2. The method for controlling the machining process of turbine rotor wheel grooves based on an adaptive monitoring system according to claim 1, characterized in that, Step 2 also includes: The processing time is recorded in real time, and a tool detection alarm is triggered when the processing time reaches the preset time.
3. The method for controlling the machining process of turbine rotor wheel grooves based on an adaptive monitoring system according to claim 1, characterized in that, Step 2 also includes: The number of processed rotor grooves is collected in real time and displayed.
4. The method for controlling the machining process of turbine rotor wheel grooves based on an adaptive monitoring system according to claim 1, characterized in that, Step 2 also includes: It displays the number of processing steps and the type of cutting tool in real time.
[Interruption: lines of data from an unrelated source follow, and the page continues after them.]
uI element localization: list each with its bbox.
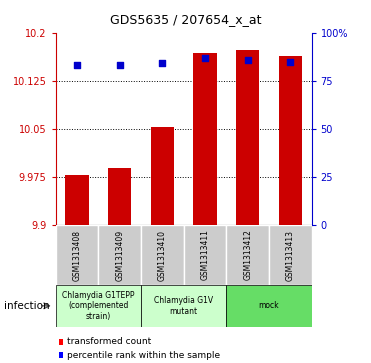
Bar — [59, 339, 63, 345]
Bar — [141, 225, 184, 285]
Bar — [56, 225, 98, 285]
Point — [202, 55, 208, 61]
Bar — [151, 127, 174, 225]
Text: Chlamydia G1TEPP
(complemented
strain): Chlamydia G1TEPP (complemented strain) — [62, 291, 135, 321]
Text: transformed count: transformed count — [67, 338, 151, 346]
Bar — [226, 285, 312, 327]
Text: mock: mock — [259, 301, 279, 310]
Text: GSM1313411: GSM1313411 — [200, 229, 210, 281]
Point — [74, 62, 80, 68]
Point — [244, 57, 250, 62]
Bar — [98, 225, 141, 285]
Bar — [184, 225, 226, 285]
Bar — [193, 53, 217, 225]
Bar — [59, 352, 63, 358]
Bar — [279, 56, 302, 225]
Bar — [269, 225, 312, 285]
Text: GSM1313410: GSM1313410 — [158, 229, 167, 281]
Bar — [226, 225, 269, 285]
Text: Chlamydia G1V
mutant: Chlamydia G1V mutant — [154, 296, 213, 315]
Bar — [108, 168, 131, 225]
Text: percentile rank within the sample: percentile rank within the sample — [67, 351, 220, 359]
Point — [287, 59, 293, 65]
Point — [116, 62, 122, 68]
Bar — [56, 285, 141, 327]
Text: GSM1313413: GSM1313413 — [286, 229, 295, 281]
Text: GSM1313409: GSM1313409 — [115, 229, 124, 281]
Bar — [141, 285, 226, 327]
Text: infection: infection — [4, 301, 49, 311]
Point — [159, 61, 165, 66]
Text: GSM1313408: GSM1313408 — [72, 229, 82, 281]
Text: GSM1313412: GSM1313412 — [243, 229, 252, 281]
Bar — [236, 50, 259, 225]
Bar — [65, 175, 89, 225]
Text: GDS5635 / 207654_x_at: GDS5635 / 207654_x_at — [110, 13, 261, 26]
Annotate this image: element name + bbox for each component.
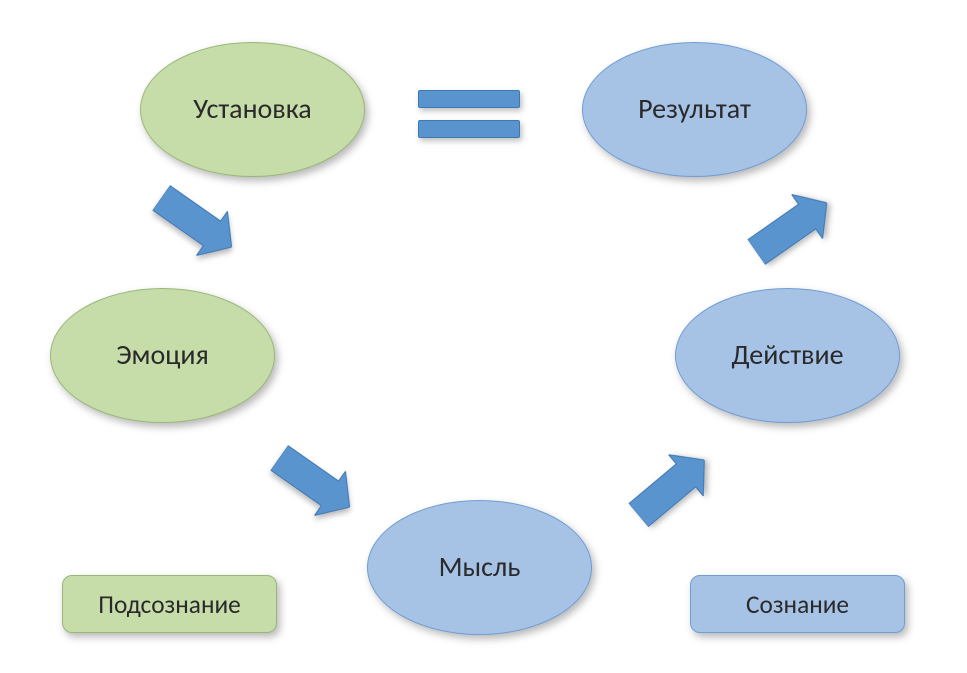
equals-bar-0	[418, 90, 520, 108]
arrow-emociya-mysl	[261, 436, 365, 534]
node-mysl-label: Мысль	[439, 552, 521, 583]
arrow-mysl-deystvie	[621, 439, 725, 539]
node-soznanie-label: Сознание	[746, 589, 849, 620]
node-ustanovka: Установка	[140, 42, 365, 177]
node-deystvie-label: Действие	[731, 340, 843, 371]
node-emociya: Эмоция	[50, 288, 275, 423]
node-podsoznanie: Подсознание	[62, 575, 277, 633]
arrow-ustanovka-emociya	[143, 176, 247, 274]
node-rezultat-label: Результат	[638, 94, 751, 125]
node-ustanovka-label: Установка	[193, 94, 311, 125]
node-rezultat: Результат	[582, 42, 807, 177]
equals-icon	[418, 90, 520, 138]
arrow-deystvie-rezultat	[741, 181, 845, 279]
node-emociya-label: Эмоция	[116, 340, 209, 371]
node-soznanie: Сознание	[690, 575, 905, 633]
node-podsoznanie-label: Подсознание	[98, 589, 241, 620]
equals-bar-1	[418, 120, 520, 138]
node-deystvie: Действие	[675, 288, 900, 423]
node-mysl: Мысль	[367, 500, 592, 635]
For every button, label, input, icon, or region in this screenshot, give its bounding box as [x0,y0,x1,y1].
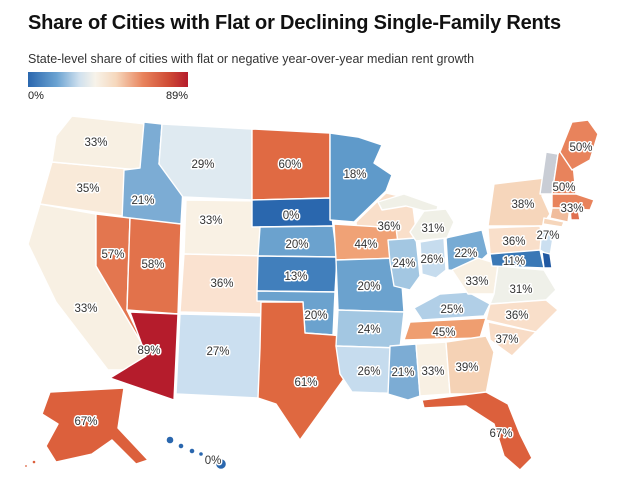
legend-min-label: 0% [28,90,44,102]
state-label-nd: 60% [278,159,301,171]
state-label-mo: 20% [357,281,380,293]
state-hi-island [207,454,215,462]
legend-labels: 0% 89% [28,90,188,102]
state-de [541,251,553,269]
state-label-wa: 33% [84,137,107,149]
state-label-ca: 33% [74,303,97,315]
state-label-ga: 39% [455,362,478,374]
state-sc [487,321,537,357]
state-label-wv: 33% [465,276,488,288]
state-label-tx: 61% [294,377,317,389]
state-label-ne: 20% [285,239,308,251]
state-ak-island [31,459,37,465]
state-label-ut: 58% [141,259,164,271]
state-label-il: 24% [392,258,415,270]
legend-max-label: 89% [165,90,188,102]
state-mt [158,123,253,201]
state-label-nh: 50% [552,182,575,194]
state-mi [409,208,455,242]
state-label-ky: 25% [440,304,463,316]
map-container: 33% 35% 33% 21% 29% 33% 57% 58% 36% 89% 27% 60% 0% 20… [0,108,618,490]
state-ct [549,207,571,223]
state-label-ok: 20% [304,310,327,322]
state-label-mi: 31% [421,223,444,235]
state-label-ak: 67% [74,416,97,428]
state-label-la: 26% [357,366,380,378]
state-label-ma: 33% [560,203,583,215]
state-hi-island [177,442,185,450]
us-choropleth-map: 33% 35% 33% 21% 29% 33% 57% 58% 36% 89% 27% 60% 0% 20… [23,115,599,471]
state-label-mt: 29% [191,159,214,171]
state-label-tn: 45% [432,327,455,339]
state-label-az: 89% [137,345,160,357]
state-label-nv: 57% [101,249,124,261]
page-title: Share of Cities with Flat or Declining S… [28,12,561,34]
state-label-or: 35% [76,183,99,195]
state-label-ia: 44% [354,239,377,251]
state-label-in: 26% [420,254,443,266]
state-ak [41,387,149,465]
state-label-ks: 13% [284,271,307,283]
state-ny [542,217,565,228]
state-label-hi: 0% [205,455,222,467]
state-label-ms: 21% [391,367,414,379]
state-label-md: 11% [503,256,525,268]
state-label-sc: 37% [495,334,518,346]
state-label-sd: 0% [283,210,300,222]
state-ri [569,207,581,221]
state-label-fl: 67% [489,428,512,440]
page-subtitle: State-level share of cities with flat or… [28,52,475,66]
state-me [559,119,599,171]
state-ga [445,335,495,395]
state-label-id: 21% [131,195,154,207]
state-label-wy: 33% [199,215,222,227]
state-ak-island [23,463,29,469]
state-label-al: 33% [421,366,444,378]
state-label-nj: 27% [536,230,559,242]
state-ny [487,177,551,227]
state-az [109,311,179,401]
state-label-nm: 27% [206,346,229,358]
state-ma [551,193,595,211]
state-label-wi: 36% [377,221,400,233]
state-label-pa: 36% [502,236,525,248]
state-label-ny: 38% [511,199,534,211]
state-label-va: 31% [509,284,532,296]
state-nc [485,299,559,333]
state-hi-island [188,447,196,455]
state-mn [329,132,393,223]
state-label-me: 50% [569,142,592,154]
state-label-mn: 18% [343,169,366,181]
legend-gradient-bar [28,72,188,87]
state-label-ar: 24% [357,324,380,336]
state-label-co: 36% [210,278,233,290]
state-ms [387,343,421,401]
state-tx [257,301,351,441]
color-legend: 0% 89% [28,72,188,102]
state-fl [421,391,533,471]
state-label-nc: 36% [505,310,528,322]
state-hi-island [165,435,175,445]
state-hi-island [197,450,205,458]
state-label-oh: 22% [454,248,477,260]
state-hi-island [214,457,228,471]
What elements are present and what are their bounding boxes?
5. The method for controlling the machining process of turbine rotor wheel grooves based on an adaptive monitoring system according to claim 1, characterized in that, Step 2 also includes: Real-time display of power signal, vibration signal and feed rate.
6. The method for controlling the machining process of turbine rotor wheel grooves based on an adaptive monitoring system according to claim 1, characterized in that, The power or vibration signal collected during the nth processing step is processed as follows: The power or vibration signals collected during the nth processing step are used to form a dataset. The dataset is then subjected to data cleaning, outlier removal, and feature extraction in sequence.